ISU: MICROCOSM OF PLANET EARTH: FAR AND AWAY

Jessica Tolmie.
Jessica Tolmie.

Chris Banyas

Life Editor

Twelve-thousand, eight hundred and forty-three kilometers, or for us American types, 7,980 miles as the crow, or Airbus, flies, is quite the commute.

Things begin to distort over such distances. Time zones pulse and shift with the passing of each season and holidays get confused.

Many students commute to class by bus, car or bike, but some students travel much farther, leaving everything and everyone they know behind in pursuit of an education.

This distance represents the journey made by Jessica Tolmie, a junior in the James E. Rogers Department of Communication, Media and Persuasion at ISU, from her hometown of Newcastle, Australia, to Pocatello, ID.

The trip has presented Tolmie with a set of issues unique to someone living so far away from their home.

“Family and friends, that’s where the majority of my homesickness comes from,” said Tolmie. “At the moment they’re 17 hours ahead of us. At the start of the fall semester its 16 hours, when their daylight saving time changes to go into summer it becomes 17 hours and then when ours changes to go into winter it becomes 18. So the majority of the year they’re 18 hours ahead of us.”
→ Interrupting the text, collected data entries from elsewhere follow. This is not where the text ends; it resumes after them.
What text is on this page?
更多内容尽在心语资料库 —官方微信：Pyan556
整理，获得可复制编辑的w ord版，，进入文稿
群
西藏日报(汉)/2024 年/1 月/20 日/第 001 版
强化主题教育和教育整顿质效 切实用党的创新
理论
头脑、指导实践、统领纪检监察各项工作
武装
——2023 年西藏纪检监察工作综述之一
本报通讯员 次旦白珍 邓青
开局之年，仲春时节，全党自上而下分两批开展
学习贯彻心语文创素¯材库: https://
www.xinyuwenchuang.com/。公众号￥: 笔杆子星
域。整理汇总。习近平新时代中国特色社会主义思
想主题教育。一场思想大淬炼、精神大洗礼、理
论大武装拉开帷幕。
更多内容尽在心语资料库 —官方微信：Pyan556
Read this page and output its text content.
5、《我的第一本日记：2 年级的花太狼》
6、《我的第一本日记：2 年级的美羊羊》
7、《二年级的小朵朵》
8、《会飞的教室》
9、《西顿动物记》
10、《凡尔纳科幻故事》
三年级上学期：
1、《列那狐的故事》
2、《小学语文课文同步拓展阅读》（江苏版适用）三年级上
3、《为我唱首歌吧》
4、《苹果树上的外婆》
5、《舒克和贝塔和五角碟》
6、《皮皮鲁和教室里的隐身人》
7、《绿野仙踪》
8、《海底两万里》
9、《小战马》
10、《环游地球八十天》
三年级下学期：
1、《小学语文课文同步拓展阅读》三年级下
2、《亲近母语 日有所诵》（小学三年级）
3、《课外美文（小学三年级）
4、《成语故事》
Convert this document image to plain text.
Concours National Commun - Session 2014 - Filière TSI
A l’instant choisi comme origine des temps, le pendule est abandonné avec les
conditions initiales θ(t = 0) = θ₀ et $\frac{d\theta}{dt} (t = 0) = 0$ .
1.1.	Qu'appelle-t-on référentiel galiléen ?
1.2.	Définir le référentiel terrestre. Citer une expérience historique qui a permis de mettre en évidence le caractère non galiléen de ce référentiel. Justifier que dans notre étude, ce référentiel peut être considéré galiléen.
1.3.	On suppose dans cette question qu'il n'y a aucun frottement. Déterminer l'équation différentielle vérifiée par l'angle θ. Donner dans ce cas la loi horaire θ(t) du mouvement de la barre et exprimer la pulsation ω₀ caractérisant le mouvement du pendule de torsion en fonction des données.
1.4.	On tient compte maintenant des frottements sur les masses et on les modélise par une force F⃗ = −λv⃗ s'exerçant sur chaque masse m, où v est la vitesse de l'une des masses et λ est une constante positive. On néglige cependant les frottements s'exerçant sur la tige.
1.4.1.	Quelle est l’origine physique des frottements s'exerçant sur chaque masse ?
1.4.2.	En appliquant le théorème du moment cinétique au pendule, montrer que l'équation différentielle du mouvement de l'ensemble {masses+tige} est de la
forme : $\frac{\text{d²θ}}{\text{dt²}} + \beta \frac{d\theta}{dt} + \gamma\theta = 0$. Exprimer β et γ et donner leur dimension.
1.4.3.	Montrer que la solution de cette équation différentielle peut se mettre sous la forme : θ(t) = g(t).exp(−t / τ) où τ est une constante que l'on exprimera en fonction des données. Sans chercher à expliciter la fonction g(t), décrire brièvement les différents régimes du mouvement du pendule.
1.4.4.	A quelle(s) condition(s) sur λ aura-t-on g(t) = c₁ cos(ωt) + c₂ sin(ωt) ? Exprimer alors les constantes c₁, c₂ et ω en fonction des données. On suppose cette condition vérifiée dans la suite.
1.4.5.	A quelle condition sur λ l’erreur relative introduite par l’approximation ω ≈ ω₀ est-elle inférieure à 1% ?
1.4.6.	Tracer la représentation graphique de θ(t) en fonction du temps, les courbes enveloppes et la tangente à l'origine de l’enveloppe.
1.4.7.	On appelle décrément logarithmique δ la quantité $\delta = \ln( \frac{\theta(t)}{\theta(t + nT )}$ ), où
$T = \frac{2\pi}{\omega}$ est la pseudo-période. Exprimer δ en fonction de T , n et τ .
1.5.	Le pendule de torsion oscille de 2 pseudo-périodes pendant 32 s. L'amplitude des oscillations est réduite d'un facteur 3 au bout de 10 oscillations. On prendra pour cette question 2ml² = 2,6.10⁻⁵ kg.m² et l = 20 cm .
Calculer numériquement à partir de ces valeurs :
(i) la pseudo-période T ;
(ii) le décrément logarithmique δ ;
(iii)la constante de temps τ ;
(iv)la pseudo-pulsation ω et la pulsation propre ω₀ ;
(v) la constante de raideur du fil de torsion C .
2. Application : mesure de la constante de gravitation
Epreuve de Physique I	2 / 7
Something as small as sending a sibling a message is, for Tolmie, now predicated upon a series of calculations.

“I go to send them a message or something and I’m like, ‘oh, its two o’clock in the morning, I have to wait another six hours,’” said Tolmie. “I always feel like I’m forgetting stuff.”

Tolmie is blazing a path of firsts in her family. She is the first among them to travel outside of their native country and she will also be the first to graduate college.

She received a softball scholarship to study at Temple University in Philadelphia and spent the entirety of her freshman year there.

“My dorm was on Sixteenth Street and Fifteenth and beyond was basically, ‘don’t go there, no matter how big a group you’re in, no matter what,’” said Tolmie. “The university alerts were terrifying. The first week I was there some kid wandered the wrong way home while he was drunk after a party and got shot in the neck.”

Tolmie eventually transferred to Idaho State University, to continue her education and further her softball prospects.

One of the many things she misses about her family is that they would help her with her sport. Tolmie serves as a pitcher and her brother would catch for her and provide coaching.

There are many differences between Australia and America, but the one that Tolmie has felt the most has been the food and specifically the extremes of flavor.

“We [Australians] find bread is one of the biggest things that we notice. To us, bread here is basically like cake, it is sweet,” said Tolmie.

Peanut butter and jelly is an example of an American staple that Tolmie cannot stomach.

“Mixing sweet and savory is something that kind of grosses us out a little bit,” said Tolmie.

Like the extremes of flavor, the extremes in temperature are something else that has been hard for Tolmie to adjust to.

Australia is widely known for its animals and one of the first things that many Americans think of when the country is mentioned is the oh-so-cute-and-cuddly kangaroo.

“I get tired of the ‘do you have a pet kangaroo?’ questions. That kind of gets on my nerves after a while, at first it was entertaining, and then it gets like, ‘really guys?’” said Tolmie.

Generally considered to be less cute are the many different kinds of poisonous creatures that live all throughout Australia.

There are numerous spiders, snakes, jellyfish and other dangerous life forms that keep people observant, especially when travelling in the wild.

One of Tolmie’s favorite things to do, especially in the summer, is to spend time on the beaches that surround Australia.

It was on one of these trips that Tolmie had a run in with one of these animals.

“You have to kind of walk down this little bush trail to get there and there was a little baby eastern brown,” said Tolmie.

The eastern brown snake is one of the most venomous snakes in the world and is responsible for a huge portion of the total deaths caused by snakebite in Australia.

“It basically looked like a twig and my mum was walking in front of me and my brother and she kind of stepped on its tail so it started flipping out,” said Tolmie. “Your instinct is just to run, get as far away as you can, but generally they will catch you if you do that, so you’re supposed to stand still. I sent my coach the ‘I got home safely and then almost got bitten by a deadly snake’ email like the first day I was back.”